東京拘置所は2007年7月以降、父と弁護人や家族との接見妨害をはじめ、2008年6月10日を最後に、誰も父とは面会ができなくなりました。

成年後見人選任を申し立てましたが、その手続のため、2013年12月、家庭裁判所の調査官と医師が東京拘置所に赴きましたが、面会を拒否されています。

もう10年、誰も父と会えておらず、父が本当に生きているのかすら、分からない状況にあります。

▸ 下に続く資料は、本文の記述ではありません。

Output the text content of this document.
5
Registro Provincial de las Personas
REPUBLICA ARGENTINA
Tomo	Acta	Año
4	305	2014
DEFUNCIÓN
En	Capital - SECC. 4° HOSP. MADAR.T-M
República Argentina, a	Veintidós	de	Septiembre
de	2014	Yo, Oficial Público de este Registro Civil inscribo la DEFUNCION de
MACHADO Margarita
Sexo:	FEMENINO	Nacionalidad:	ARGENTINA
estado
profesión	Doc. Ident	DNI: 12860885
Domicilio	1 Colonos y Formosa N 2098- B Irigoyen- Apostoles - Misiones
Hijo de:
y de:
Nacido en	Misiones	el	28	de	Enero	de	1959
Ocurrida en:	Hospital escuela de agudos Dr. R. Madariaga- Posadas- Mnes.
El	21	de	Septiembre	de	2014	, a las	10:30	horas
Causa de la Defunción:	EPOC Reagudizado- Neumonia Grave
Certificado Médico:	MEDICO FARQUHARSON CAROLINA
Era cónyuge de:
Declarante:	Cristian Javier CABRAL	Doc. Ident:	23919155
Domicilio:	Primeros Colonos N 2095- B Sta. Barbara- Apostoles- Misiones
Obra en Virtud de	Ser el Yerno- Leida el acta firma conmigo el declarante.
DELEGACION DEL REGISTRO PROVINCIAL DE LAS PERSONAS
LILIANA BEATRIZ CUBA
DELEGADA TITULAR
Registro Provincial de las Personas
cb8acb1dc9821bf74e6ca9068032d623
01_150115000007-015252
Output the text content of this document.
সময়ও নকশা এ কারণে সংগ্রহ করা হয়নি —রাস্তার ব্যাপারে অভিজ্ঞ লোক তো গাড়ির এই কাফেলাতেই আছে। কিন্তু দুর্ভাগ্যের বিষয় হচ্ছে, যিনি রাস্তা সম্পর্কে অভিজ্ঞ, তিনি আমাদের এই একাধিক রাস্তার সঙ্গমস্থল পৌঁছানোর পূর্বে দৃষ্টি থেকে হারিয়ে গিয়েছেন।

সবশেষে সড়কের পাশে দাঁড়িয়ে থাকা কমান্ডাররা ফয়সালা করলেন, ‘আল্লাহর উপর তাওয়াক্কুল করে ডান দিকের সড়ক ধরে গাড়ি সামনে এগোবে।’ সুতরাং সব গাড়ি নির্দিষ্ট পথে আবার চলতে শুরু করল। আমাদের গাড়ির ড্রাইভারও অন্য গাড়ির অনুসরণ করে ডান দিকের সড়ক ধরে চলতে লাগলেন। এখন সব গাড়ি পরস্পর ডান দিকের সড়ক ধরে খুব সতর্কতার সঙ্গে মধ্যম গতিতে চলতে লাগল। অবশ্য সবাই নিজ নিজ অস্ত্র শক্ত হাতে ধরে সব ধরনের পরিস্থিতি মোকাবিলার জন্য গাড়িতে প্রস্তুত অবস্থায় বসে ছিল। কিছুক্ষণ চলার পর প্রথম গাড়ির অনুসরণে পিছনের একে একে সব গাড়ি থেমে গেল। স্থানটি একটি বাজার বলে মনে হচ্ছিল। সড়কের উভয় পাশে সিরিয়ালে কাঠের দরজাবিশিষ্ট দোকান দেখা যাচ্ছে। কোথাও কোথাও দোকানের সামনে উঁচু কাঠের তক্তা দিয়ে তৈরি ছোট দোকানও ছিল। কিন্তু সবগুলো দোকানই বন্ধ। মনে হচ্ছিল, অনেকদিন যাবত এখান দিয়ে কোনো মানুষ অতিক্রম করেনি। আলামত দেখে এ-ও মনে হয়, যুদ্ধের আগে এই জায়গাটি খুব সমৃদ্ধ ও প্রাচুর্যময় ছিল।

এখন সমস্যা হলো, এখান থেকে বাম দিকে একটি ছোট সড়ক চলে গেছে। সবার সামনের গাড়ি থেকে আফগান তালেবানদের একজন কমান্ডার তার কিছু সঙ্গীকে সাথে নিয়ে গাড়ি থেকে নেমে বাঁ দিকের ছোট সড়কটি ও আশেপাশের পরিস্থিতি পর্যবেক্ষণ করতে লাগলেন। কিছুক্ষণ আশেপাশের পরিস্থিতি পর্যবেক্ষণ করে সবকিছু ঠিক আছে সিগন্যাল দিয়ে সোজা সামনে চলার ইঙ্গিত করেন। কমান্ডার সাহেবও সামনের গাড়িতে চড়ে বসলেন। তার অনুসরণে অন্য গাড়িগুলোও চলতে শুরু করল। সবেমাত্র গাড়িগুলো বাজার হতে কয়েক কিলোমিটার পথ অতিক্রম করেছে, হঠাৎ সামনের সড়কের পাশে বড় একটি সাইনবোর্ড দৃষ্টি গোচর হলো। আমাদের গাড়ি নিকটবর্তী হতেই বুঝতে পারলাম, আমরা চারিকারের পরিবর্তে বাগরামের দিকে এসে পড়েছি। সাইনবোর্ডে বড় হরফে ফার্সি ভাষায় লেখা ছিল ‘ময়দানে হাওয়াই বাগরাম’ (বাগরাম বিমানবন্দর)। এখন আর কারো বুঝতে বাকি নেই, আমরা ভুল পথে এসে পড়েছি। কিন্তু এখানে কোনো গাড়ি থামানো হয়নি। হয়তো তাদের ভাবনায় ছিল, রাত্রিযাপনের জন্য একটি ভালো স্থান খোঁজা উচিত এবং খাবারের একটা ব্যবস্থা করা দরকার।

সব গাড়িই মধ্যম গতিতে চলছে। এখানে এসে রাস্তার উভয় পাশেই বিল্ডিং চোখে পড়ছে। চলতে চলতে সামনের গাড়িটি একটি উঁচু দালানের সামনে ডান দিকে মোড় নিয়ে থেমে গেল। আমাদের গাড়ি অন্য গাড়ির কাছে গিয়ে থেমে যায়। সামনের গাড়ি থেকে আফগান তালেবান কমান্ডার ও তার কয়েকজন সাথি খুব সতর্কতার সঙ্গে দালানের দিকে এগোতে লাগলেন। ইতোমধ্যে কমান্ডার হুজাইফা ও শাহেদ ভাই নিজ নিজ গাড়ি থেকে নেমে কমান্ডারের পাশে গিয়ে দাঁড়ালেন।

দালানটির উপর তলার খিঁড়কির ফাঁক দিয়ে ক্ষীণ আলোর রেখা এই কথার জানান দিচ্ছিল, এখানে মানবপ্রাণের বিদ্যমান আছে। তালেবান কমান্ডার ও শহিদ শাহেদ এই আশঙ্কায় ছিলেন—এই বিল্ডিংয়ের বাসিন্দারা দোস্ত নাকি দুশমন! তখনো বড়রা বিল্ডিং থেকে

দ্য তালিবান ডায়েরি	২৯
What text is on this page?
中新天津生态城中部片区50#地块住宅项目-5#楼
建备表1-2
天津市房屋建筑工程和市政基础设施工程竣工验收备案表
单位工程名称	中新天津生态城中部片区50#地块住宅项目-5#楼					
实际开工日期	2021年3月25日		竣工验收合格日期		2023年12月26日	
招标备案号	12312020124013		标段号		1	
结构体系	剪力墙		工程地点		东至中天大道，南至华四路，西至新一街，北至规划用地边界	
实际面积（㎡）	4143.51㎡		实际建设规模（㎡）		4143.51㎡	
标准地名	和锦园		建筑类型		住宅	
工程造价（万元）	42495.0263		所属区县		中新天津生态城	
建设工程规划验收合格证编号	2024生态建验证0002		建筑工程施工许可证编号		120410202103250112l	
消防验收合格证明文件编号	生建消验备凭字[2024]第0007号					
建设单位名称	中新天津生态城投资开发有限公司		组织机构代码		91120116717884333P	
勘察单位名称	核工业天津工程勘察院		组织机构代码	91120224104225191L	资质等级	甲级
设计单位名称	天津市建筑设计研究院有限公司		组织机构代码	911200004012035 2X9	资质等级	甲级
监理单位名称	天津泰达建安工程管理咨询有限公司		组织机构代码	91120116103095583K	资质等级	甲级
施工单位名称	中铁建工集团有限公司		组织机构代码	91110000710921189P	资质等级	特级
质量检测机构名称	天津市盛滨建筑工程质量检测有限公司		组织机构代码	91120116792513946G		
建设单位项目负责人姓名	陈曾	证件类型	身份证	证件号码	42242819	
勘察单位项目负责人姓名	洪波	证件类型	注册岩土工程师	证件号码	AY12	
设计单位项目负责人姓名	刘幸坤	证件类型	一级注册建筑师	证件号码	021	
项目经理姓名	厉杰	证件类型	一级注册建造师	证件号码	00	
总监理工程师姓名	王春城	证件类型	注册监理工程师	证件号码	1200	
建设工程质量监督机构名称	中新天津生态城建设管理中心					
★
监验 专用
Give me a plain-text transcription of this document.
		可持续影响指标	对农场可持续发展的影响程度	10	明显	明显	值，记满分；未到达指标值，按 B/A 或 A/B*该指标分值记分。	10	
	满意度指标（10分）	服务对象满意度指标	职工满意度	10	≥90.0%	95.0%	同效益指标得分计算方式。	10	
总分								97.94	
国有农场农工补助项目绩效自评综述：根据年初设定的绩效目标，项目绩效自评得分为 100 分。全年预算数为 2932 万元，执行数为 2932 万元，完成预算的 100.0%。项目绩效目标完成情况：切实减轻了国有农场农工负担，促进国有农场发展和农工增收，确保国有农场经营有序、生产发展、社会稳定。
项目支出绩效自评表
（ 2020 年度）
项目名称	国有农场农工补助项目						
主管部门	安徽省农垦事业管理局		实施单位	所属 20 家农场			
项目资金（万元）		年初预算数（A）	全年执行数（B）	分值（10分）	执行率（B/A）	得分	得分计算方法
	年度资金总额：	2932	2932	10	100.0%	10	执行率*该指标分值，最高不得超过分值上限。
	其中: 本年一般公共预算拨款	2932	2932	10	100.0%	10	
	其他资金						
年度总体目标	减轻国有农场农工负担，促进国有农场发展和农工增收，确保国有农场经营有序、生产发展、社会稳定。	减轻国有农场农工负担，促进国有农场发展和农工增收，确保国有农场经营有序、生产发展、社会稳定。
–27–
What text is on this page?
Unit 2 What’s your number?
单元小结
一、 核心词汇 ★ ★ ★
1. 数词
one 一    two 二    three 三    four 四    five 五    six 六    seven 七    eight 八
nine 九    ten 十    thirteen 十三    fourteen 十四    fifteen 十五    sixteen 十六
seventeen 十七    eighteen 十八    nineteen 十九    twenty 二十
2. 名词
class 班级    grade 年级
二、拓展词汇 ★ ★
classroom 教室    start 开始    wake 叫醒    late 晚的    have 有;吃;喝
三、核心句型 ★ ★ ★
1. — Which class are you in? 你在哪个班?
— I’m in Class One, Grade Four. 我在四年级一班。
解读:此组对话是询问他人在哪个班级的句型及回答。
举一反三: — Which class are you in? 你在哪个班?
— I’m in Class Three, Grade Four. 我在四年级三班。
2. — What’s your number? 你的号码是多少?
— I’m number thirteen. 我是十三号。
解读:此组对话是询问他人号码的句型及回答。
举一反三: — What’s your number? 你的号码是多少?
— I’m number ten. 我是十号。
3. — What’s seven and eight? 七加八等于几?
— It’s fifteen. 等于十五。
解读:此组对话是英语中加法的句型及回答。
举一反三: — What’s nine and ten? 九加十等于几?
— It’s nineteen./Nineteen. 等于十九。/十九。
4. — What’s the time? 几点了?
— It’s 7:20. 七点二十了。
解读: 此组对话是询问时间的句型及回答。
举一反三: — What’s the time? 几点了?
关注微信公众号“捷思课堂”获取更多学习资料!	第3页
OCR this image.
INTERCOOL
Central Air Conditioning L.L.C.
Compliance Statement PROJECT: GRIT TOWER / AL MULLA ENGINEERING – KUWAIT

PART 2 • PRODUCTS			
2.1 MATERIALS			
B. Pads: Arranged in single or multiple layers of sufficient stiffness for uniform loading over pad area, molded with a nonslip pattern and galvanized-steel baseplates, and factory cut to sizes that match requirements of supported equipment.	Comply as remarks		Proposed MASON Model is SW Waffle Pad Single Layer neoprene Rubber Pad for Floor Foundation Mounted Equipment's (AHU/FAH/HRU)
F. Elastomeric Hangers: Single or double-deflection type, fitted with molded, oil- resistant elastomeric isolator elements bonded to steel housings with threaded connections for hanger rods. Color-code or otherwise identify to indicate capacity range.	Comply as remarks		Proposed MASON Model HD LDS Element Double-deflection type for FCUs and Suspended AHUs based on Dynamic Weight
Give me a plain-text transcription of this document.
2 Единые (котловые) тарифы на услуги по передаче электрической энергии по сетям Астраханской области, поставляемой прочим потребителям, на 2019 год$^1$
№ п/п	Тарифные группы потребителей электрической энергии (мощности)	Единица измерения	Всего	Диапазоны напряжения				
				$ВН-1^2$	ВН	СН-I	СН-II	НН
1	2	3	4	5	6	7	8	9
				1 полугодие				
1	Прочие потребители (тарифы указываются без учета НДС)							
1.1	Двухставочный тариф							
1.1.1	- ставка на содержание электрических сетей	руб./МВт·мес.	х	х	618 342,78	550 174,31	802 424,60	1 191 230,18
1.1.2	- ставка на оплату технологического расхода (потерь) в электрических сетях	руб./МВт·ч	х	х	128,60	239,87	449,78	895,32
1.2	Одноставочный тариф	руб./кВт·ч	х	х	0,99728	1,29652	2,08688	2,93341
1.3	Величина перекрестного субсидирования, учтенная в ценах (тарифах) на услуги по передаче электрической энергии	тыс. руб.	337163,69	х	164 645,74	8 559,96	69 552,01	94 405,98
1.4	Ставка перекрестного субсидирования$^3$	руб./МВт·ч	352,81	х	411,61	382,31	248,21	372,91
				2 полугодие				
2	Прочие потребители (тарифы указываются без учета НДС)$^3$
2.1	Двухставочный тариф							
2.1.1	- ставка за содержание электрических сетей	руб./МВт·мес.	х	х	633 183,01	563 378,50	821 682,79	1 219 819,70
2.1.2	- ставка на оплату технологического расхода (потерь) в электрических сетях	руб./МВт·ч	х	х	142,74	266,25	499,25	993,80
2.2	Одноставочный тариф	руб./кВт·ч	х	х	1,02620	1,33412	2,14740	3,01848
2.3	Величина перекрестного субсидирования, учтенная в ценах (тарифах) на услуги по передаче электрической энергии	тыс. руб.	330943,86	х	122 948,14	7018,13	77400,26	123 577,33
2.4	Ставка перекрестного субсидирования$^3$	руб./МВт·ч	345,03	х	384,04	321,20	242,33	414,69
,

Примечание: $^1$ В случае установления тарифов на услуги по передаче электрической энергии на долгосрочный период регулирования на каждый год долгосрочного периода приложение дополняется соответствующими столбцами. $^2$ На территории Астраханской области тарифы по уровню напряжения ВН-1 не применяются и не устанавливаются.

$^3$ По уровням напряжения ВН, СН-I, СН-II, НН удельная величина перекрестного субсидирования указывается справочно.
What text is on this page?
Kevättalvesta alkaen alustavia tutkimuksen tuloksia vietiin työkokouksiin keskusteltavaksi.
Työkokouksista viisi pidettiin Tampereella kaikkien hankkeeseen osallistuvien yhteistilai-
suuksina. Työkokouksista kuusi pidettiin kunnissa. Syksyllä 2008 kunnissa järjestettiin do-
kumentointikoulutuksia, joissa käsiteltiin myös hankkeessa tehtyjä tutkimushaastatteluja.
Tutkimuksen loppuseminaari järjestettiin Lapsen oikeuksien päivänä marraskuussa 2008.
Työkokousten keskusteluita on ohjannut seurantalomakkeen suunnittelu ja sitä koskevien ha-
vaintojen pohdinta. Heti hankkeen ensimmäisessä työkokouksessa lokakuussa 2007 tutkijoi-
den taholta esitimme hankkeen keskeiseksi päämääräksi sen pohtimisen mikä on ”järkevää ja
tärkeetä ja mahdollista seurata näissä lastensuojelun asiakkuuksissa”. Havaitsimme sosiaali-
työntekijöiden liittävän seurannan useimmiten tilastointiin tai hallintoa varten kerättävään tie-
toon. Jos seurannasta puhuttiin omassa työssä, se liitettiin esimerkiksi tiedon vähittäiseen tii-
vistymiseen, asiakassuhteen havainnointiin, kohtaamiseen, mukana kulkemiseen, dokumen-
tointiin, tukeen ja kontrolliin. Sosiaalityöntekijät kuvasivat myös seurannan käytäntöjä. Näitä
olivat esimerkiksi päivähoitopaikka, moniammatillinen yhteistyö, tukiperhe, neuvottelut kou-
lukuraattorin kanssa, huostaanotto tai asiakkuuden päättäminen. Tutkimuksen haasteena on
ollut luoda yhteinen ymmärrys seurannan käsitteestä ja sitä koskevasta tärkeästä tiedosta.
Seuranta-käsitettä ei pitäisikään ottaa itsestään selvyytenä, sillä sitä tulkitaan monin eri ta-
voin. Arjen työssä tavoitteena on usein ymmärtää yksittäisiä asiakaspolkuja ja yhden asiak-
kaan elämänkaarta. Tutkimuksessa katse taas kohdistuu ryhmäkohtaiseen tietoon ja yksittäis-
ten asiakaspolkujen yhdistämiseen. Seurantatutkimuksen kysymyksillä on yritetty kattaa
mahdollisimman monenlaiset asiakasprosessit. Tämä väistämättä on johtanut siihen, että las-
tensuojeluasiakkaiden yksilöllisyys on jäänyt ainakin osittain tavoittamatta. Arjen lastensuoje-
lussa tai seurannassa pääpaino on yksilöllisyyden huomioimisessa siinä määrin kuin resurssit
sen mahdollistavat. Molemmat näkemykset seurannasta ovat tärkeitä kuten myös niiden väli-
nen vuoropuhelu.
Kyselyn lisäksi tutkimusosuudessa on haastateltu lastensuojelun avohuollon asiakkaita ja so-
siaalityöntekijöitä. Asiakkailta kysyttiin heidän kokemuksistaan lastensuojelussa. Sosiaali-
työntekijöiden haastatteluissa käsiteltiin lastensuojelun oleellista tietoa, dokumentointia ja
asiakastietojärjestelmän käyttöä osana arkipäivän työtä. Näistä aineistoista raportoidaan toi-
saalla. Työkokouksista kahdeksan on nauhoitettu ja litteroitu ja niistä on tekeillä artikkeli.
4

東京拘置所は、父は精神に障害が生じてはいないという見解をとっています。しかし、実際は、第1審当時から、おむつを着け、自分で排泄をコントロールできていません。(資料5:森達也 『A3』 p12-15)

おむつを着けていることは拘置所も認めています。また、刑務官が服を着替えさせ、入浴に際しては刑務官が介助をして、体を洗っています。

拘置所によると、父は自ら意思表示をすることがないそうです。具体的には、

  • 問いかけに対して言葉で答えることはなく、刑務官との会話もない。
  • 本人の意思表示や書面を必要とする手続きを取ることはない。
  • 刑務官が面会があると告知し、部屋から出て面会に行くように促すが、行かないという発言はない。
  • 宅下げや物品購入をすることはない。
  • 差し入れられた金品については、本人は受領指印をしないという意思表示をするわけではないが、押さない。

とのことです。

これが本当であれば、やはり精神科医の昏迷状態にあるとの診断が正しかったことを裏付けるのではないかと思います。

父の様子を見たことがある、元衛生夫の方は、2000~2003年頃の父の様子を次のように話しています。

入浴の際もその二人の刑務官が彼の体を洗ってやります。トイレ掃除に使うような、棒タワシを使って彼の体を擦るのです。
(中略)その入浴後、浴室の後始末をするのが我々の仕事です。その浴室の様子は本当にすごいですよ。タイルは糞だらけだし、
棒タワシにもついています。そのタワシについた汚物を洗い流し、床に落ちた糞は靴で踏んで細かくして、そのまま水で流してしまいます。
官の支給品である歯磨き粉を撒いて床をタワシで磨き、その後クレゾールで消毒する

(資料6:麻原控訴審弁護人編 『獄中で見た麻原彰晃』 p27-28)
また、布団や毛布もおむつからはみ出た糞尿まみれの状態で、それを使っていると、衛生夫の方は述べています。(資料7:麻原控訴審弁護人編 『獄中で見た麻原彰晃』 p16-17)

衛生夫の方の話も、父が昏迷状態にあるという診断を根拠づけていると思います。